One of the most important areas of research in psoriatic arthritis, Dr. Husni explained, is identifying and developing the optimal composite measures that will allow for accurate tracking of disease activity and be facile enough to perform quickly, yet accurately, in clinical practice. Some current composite measures include the Disease Activity in Psoriatic Arthritis (DAPSA) score, the Composite Psoriatic Disease Activity Index (CPDAI) and the Psoriatic Arthritis Disease Activity Score (PASDAS).

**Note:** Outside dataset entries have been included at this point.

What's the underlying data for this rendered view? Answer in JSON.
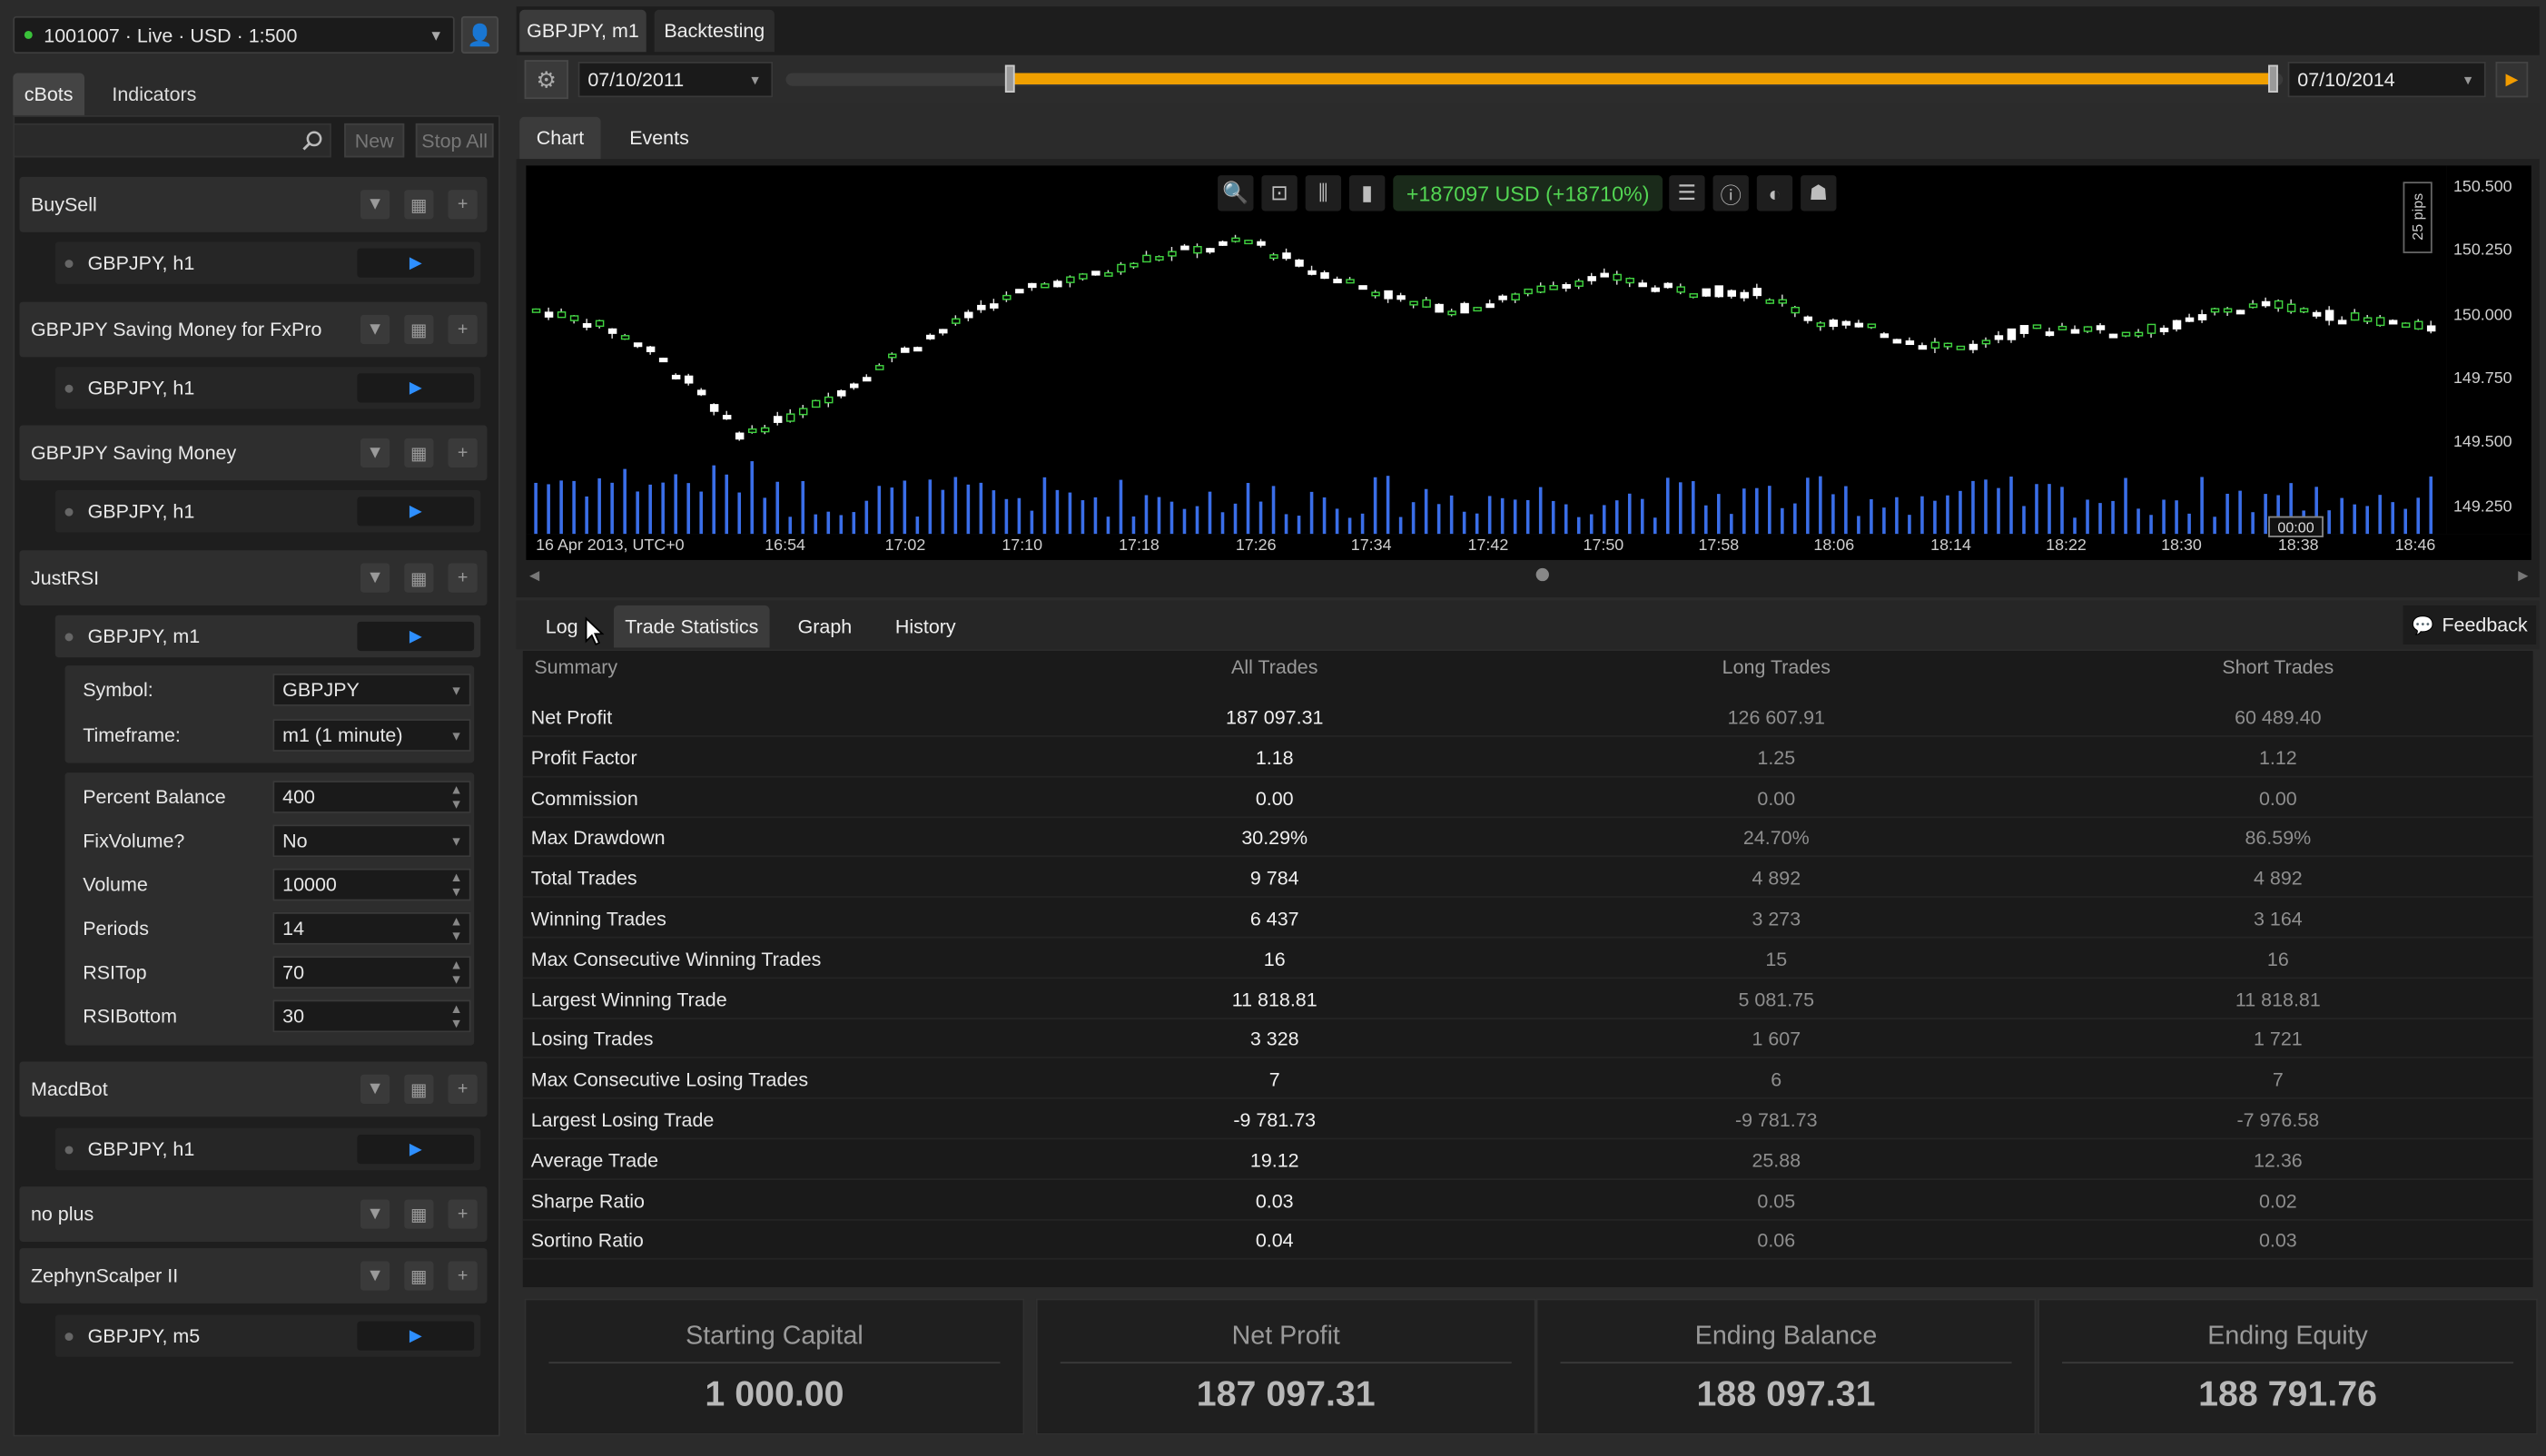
{
  "account": {
    "label": "1001007 · Live · USD · 1:500"
  },
  "left_tabs": [
    "cBots",
    "Indicators"
  ],
  "search": {
    "placeholder": ""
  },
  "buttons": {
    "new": "New",
    "stop_all": "Stop All"
  },
  "bots": [
    {
      "name": "BuySell",
      "instance": "GBPJPY, h1"
    },
    {
      "name": "GBPJPY Saving Money for FxPro",
      "instance": "GBPJPY, h1"
    },
    {
      "name": "GBPJPY Saving Money",
      "instance": "GBPJPY, h1"
    },
    {
      "name": "JustRSI",
      "instance": "GBPJPY, m1"
    },
    {
      "name": "MacdBot",
      "instance": "GBPJPY, h1"
    },
    {
      "name": "no plus",
      "instance": ""
    },
    {
      "name": "ZephynScalper II",
      "instance": "GBPJPY, m5"
    }
  ],
  "params": {
    "symbol": {
      "label": "Symbol:",
      "value": "GBPJPY"
    },
    "timeframe": {
      "label": "Timeframe:",
      "value": "m1 (1 minute)"
    },
    "rows": [
      {
        "label": "Percent Balance",
        "value": "400"
      },
      {
        "label": "FixVolume?",
        "value": "No"
      },
      {
        "label": "Volume",
        "value": "10000"
      },
      {
        "label": "Periods",
        "value": "14"
      },
      {
        "label": "RSITop",
        "value": "70"
      },
      {
        "label": "RSIBottom",
        "value": "30"
      }
    ]
  },
  "top_tabs": [
    "GBPJPY, m1",
    "Backtesting"
  ],
  "dates": {
    "start": "07/10/2011",
    "end": "07/10/2014"
  },
  "chart_tabs": [
    "Chart",
    "Events"
  ],
  "chart": {
    "profit_label": "+187097 USD (+18710%)",
    "pips_label": "25 pips",
    "cursor_label": "00:00",
    "y_ticks": [
      "150.500",
      "150.250",
      "150.000",
      "149.750",
      "149.500",
      "149.250"
    ],
    "x_ticks": [
      "16 Apr 2013, UTC+0",
      "16:54",
      "17:02",
      "17:10",
      "17:18",
      "17:26",
      "17:34",
      "17:42",
      "17:50",
      "17:58",
      "18:06",
      "18:14",
      "18:22",
      "18:30",
      "18:38",
      "18:46"
    ]
  },
  "bottom_tabs": [
    "Log",
    "Trade Statistics",
    "Graph",
    "History"
  ],
  "feedback": "Feedback",
  "table": {
    "headers": [
      "Summary",
      "All Trades",
      "Long Trades",
      "Short Trades"
    ],
    "rows": [
      [
        "Net Profit",
        "187 097.31",
        "126 607.91",
        "60 489.40"
      ],
      [
        "Profit Factor",
        "1.18",
        "1.25",
        "1.12"
      ],
      [
        "Commission",
        "0.00",
        "0.00",
        "0.00"
      ],
      [
        "Max Drawdown",
        "30.29%",
        "24.70%",
        "86.59%"
      ],
      [
        "Total Trades",
        "9 784",
        "4 892",
        "4 892"
      ],
      [
        "Winning Trades",
        "6 437",
        "3 273",
        "3 164"
      ],
      [
        "Max Consecutive Winning Trades",
        "16",
        "15",
        "16"
      ],
      [
        "Largest Winning Trade",
        "11 818.81",
        "5 081.75",
        "11 818.81"
      ],
      [
        "Losing Trades",
        "3 328",
        "1 607",
        "1 721"
      ],
      [
        "Max Consecutive Losing Trades",
        "7",
        "6",
        "7"
      ],
      [
        "Largest Losing Trade",
        "-9 781.73",
        "-9 781.73",
        "-7 976.58"
      ],
      [
        "Average Trade",
        "19.12",
        "25.88",
        "12.36"
      ],
      [
        "Sharpe Ratio",
        "0.03",
        "0.05",
        "0.02"
      ],
      [
        "Sortino Ratio",
        "0.04",
        "0.06",
        "0.03"
      ]
    ]
  },
  "cards": [
    {
      "label": "Starting Capital",
      "value": "1 000.00"
    },
    {
      "label": "Net Profit",
      "value": "187 097.31"
    },
    {
      "label": "Ending Balance",
      "value": "188 097.31"
    },
    {
      "label": "Ending Equity",
      "value": "188 791.76"
    }
  ],
  "colors": {
    "accent": "#f0a000",
    "bull": "#3fd23f",
    "volume": "#3a6ee8",
    "play": "#2e8fff"
  },
  "icons": [
    "user-icon",
    "search-icon",
    "gear-icon",
    "play-icon",
    "chevron-down-icon",
    "add-icon",
    "zoom-icon",
    "feedback-icon"
  ]
}
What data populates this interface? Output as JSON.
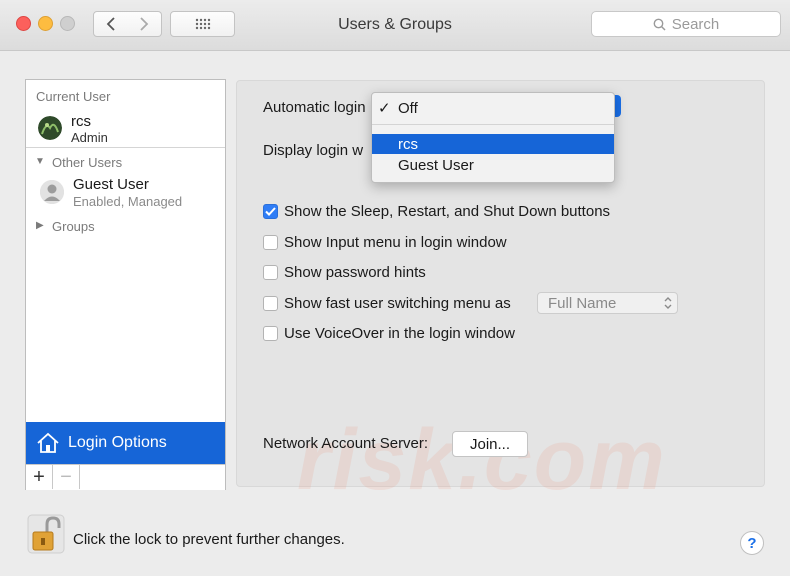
{
  "window": {
    "title": "Users & Groups"
  },
  "toolbar": {
    "search_placeholder": "Search"
  },
  "sidebar": {
    "current_user_label": "Current User",
    "current_user": {
      "name": "rcs",
      "role": "Admin"
    },
    "other_users_label": "Other Users",
    "other_users": [
      {
        "name": "Guest User",
        "status": "Enabled, Managed"
      }
    ],
    "groups_label": "Groups",
    "login_options_label": "Login Options",
    "add_label": "+",
    "remove_label": "−"
  },
  "main": {
    "automatic_login_label": "Automatic login",
    "display_login_label": "Display login w",
    "dropdown": {
      "items": [
        {
          "label": "Off",
          "checked": true
        },
        {
          "label": "rcs",
          "selected": true
        },
        {
          "label": "Guest User"
        }
      ]
    },
    "checkboxes": [
      {
        "label": "Show the Sleep, Restart, and Shut Down buttons",
        "checked": true
      },
      {
        "label": "Show Input menu in login window",
        "checked": false
      },
      {
        "label": "Show password hints",
        "checked": false
      },
      {
        "label": "Show fast user switching menu as",
        "checked": false
      },
      {
        "label": "Use VoiceOver in the login window",
        "checked": false
      }
    ],
    "fast_switch_value": "Full Name",
    "network_server_label": "Network Account Server:",
    "join_label": "Join..."
  },
  "footer": {
    "lock_text": "Click the lock to prevent further changes.",
    "help_label": "?"
  },
  "watermark": {
    "text": "risk.com"
  },
  "colors": {
    "accent": "#1665d7",
    "checkbox_on": "#2f7df6"
  }
}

It is likely that, even in the future, no one composite measure will be perfect in patients with all variations of psoriatic arthritis. However, Dr. Husni noted, rheumatologists should continue to think critically and creatively on how best to measure outcomes for all disease states of psoriatic arthritis, such as for a new vs. an established diagnosis or for treatment-naive patients vs. treatment-refractory patients.
Raising the Bar
Since 2019, the number of effective treatments for psoriatic arthritis has continued to grow and, given these promising developments, Dr. Husni states that clinicians can feel comfortable in “raising the bar” on expectations for how much we can improve patients’ outcomes. The concept of minimal disease activity or remission has emerged as a reasonable outcome to seek when treating patients with psoriatic arthritis. These measures include Minimal Disease Activity (MDA) and DAPSA remission or low disease activity.